Mayor Says: “Tenants Should Pay Rent: ‘If They Can’”

Mayor Says: “Tenants Should Pay Rent: ‘If They Can’”

 By Yehudit Garmaise

In April 2020, the number of New Yorkers who were unemployed was 1,435,688, however, as the economy recovers from COVID, that figure has been cut in half, and 772,158 of those new Yorkers have returned to work.  

While Mayor Bill de Blasio trumpets the city’s recovery from the pandemic in most regards, he continues to criticize the end of the federal mandate to bar evictions of tenants who did not pay their rent.

In addition, the mayor emphasizes tenants’ need to have representation in court, which his administration provides to tenants who were at risk of being evicted, likely for non-payment of rent, throughout the pandemic with Right-to-Counsel legislation he called “historic.”

In September, New York City’s largest landlord group, the Rent Stabilization Association (RSA), which successfully argued in the US Supreme Court against the eviction ban that had been in place since March 2020, reported that during that time they had collectively lost $19 billion: due to unpaid rent.

The RSA explained that not only were they not paid for the apartments and services they provided for 18 months, but as the tenants were increasingly emboldened to expect that their rent be forgiven, the landlords were given no way to contest what the tenants reported as their hardships, while tenants were given free legal services in court.

The mayor said this morning that “historically, landlords did have representation, while tenants did not, and that was an imbalance that needed to be addressed.”

Now that joblessness has now returned to pre-pandemic levels, this morning BoroPark24 asked the mayor why, at this point: non-payment of rent could result in what he still seems to be calling “illegal evictions”?

“You are right:” the mayor told BoroPark24, “finally the economy is coming back, but, that is really recent," although unemployment has been down for months.

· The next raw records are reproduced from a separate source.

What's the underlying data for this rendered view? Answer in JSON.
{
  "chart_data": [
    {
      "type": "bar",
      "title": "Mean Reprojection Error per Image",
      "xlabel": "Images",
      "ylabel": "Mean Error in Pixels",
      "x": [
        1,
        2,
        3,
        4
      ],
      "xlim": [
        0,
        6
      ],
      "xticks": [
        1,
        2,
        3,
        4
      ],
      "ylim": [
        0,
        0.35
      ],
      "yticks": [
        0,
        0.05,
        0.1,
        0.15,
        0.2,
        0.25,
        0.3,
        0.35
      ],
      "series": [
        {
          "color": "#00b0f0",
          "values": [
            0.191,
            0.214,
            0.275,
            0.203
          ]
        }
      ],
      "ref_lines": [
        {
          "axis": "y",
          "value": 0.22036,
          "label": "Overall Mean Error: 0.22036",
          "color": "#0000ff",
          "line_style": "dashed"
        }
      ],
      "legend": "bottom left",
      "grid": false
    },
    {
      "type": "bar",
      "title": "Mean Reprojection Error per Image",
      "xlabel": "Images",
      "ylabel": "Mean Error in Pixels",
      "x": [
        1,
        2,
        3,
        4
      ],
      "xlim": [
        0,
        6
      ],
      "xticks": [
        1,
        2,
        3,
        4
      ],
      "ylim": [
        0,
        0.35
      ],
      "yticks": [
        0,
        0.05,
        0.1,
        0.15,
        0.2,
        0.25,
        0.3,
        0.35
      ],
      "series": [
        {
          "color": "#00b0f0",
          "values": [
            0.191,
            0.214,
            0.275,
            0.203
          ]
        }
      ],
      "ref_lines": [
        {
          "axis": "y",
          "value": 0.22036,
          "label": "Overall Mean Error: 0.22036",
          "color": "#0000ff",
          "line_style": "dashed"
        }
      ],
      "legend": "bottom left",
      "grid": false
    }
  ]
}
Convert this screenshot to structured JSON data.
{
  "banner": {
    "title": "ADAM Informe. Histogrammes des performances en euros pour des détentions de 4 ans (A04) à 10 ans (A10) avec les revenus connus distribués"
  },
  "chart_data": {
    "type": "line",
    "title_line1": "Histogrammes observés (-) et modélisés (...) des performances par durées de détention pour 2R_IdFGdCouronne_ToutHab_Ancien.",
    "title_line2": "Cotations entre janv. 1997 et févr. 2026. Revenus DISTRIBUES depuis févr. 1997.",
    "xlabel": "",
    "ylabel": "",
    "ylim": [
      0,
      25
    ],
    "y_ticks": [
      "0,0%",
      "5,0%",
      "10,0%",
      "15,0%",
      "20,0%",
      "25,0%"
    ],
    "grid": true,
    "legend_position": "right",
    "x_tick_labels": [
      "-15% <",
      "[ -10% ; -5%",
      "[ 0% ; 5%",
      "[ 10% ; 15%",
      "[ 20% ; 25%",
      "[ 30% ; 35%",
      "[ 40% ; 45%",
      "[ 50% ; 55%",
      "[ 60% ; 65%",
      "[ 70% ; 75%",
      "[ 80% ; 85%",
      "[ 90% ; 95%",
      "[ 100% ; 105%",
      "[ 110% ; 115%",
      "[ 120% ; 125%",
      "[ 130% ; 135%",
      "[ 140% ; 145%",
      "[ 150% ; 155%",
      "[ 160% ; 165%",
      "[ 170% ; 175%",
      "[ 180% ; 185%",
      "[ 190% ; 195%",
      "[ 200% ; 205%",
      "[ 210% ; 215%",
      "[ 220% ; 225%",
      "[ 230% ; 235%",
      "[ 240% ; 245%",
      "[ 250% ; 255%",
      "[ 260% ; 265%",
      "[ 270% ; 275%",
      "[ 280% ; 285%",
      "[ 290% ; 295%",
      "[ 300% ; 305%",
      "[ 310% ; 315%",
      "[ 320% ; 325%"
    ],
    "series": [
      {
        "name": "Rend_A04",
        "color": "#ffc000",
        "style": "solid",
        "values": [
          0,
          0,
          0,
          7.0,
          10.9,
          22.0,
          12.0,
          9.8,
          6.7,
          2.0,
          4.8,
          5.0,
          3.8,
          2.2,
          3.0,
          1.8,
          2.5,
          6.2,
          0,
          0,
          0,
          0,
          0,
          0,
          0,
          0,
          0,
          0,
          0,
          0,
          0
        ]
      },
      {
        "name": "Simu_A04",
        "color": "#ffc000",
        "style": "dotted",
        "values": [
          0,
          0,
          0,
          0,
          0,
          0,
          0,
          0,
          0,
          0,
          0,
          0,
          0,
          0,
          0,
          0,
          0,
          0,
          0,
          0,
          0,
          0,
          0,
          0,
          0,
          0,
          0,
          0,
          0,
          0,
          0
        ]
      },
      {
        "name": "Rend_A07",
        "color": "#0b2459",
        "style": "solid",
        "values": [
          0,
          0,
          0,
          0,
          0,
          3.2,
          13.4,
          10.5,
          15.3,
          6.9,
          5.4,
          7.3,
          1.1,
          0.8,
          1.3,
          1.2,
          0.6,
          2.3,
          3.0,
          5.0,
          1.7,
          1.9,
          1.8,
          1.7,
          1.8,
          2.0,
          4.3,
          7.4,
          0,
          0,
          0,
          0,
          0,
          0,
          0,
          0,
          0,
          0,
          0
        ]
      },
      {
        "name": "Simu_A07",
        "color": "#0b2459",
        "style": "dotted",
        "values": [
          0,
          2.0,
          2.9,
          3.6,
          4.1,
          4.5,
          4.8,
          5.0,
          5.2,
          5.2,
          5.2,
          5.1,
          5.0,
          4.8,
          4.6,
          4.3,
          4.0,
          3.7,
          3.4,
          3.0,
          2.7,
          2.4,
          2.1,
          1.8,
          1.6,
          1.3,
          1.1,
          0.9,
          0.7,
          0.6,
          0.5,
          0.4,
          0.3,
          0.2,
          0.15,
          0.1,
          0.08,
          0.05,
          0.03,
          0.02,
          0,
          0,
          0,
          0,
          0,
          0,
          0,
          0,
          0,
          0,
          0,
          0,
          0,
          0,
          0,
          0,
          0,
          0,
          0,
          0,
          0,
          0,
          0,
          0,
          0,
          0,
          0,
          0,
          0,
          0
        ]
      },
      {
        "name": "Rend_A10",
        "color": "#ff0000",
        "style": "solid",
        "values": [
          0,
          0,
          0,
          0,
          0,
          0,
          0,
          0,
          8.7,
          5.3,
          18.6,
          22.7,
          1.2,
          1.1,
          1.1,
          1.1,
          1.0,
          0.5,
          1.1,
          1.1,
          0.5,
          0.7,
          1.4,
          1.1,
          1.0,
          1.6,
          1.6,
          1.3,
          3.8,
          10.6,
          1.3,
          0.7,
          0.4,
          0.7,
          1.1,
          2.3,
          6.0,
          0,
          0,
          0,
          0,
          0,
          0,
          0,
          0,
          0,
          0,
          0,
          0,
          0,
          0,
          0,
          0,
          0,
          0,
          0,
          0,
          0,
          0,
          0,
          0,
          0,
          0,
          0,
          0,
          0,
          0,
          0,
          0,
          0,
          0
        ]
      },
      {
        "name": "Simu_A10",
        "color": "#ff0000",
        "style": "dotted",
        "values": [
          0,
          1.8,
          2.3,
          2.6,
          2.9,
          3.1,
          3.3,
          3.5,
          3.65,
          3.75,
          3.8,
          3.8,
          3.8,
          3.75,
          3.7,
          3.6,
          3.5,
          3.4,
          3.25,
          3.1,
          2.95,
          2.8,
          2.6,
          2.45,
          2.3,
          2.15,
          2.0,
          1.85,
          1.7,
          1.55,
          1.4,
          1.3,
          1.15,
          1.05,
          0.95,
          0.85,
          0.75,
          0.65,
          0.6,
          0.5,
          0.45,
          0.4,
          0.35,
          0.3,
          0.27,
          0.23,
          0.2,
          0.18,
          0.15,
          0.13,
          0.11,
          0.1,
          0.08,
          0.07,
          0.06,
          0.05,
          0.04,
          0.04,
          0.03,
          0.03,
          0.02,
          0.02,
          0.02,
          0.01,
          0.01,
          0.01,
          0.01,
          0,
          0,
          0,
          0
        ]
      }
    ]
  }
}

“If you can afford to pay the rent: pay the rent,” said the mayor, who was speaking as if paying rent were an optional condition to staying in an apartment. “Because the buildings need to keep going. The heat needs to stay on, the repairs need to be made.

“But there are a lot of people who just couldn’t.”

While those people “just couldn’t pay their rent,” for 18 months, New York City landlords, who were not allowed to evict tenants and were also expected to provide residential services, such as heat and water, and safety measures, such as fumigation, experienced serious financial hardship themselves.

Instead of encouraging tenants who do not pay their rent to enter the now-thriving job market, the mayor was happy to see that those tenants are now benefiting from the billions of dollars that President Joe Biden’s administration has provided through his economic stimulus in January.

“We are finally seeing some of the aid reaching [the tenants,]” said the mayor, who never passes an opportunity to celebrate public funding.

“It is now a time when a lot more people should catch up on their rent and pay what they can and get the landlords up-to-date,” the mayor said, with no urgency in his voice to express the importance of tenants re-paying the months of rent they might owe their landlords.

While the mayor said, “the vast majority of landlords do the right thing,” he seems wary of them as a group. “Then there are some who do the wrong thing: The ones who try to illegally evict people or not provide heat and services that drive people out of the building, so they can raise the rent.

“Those people need to be dealt with very aggressively.”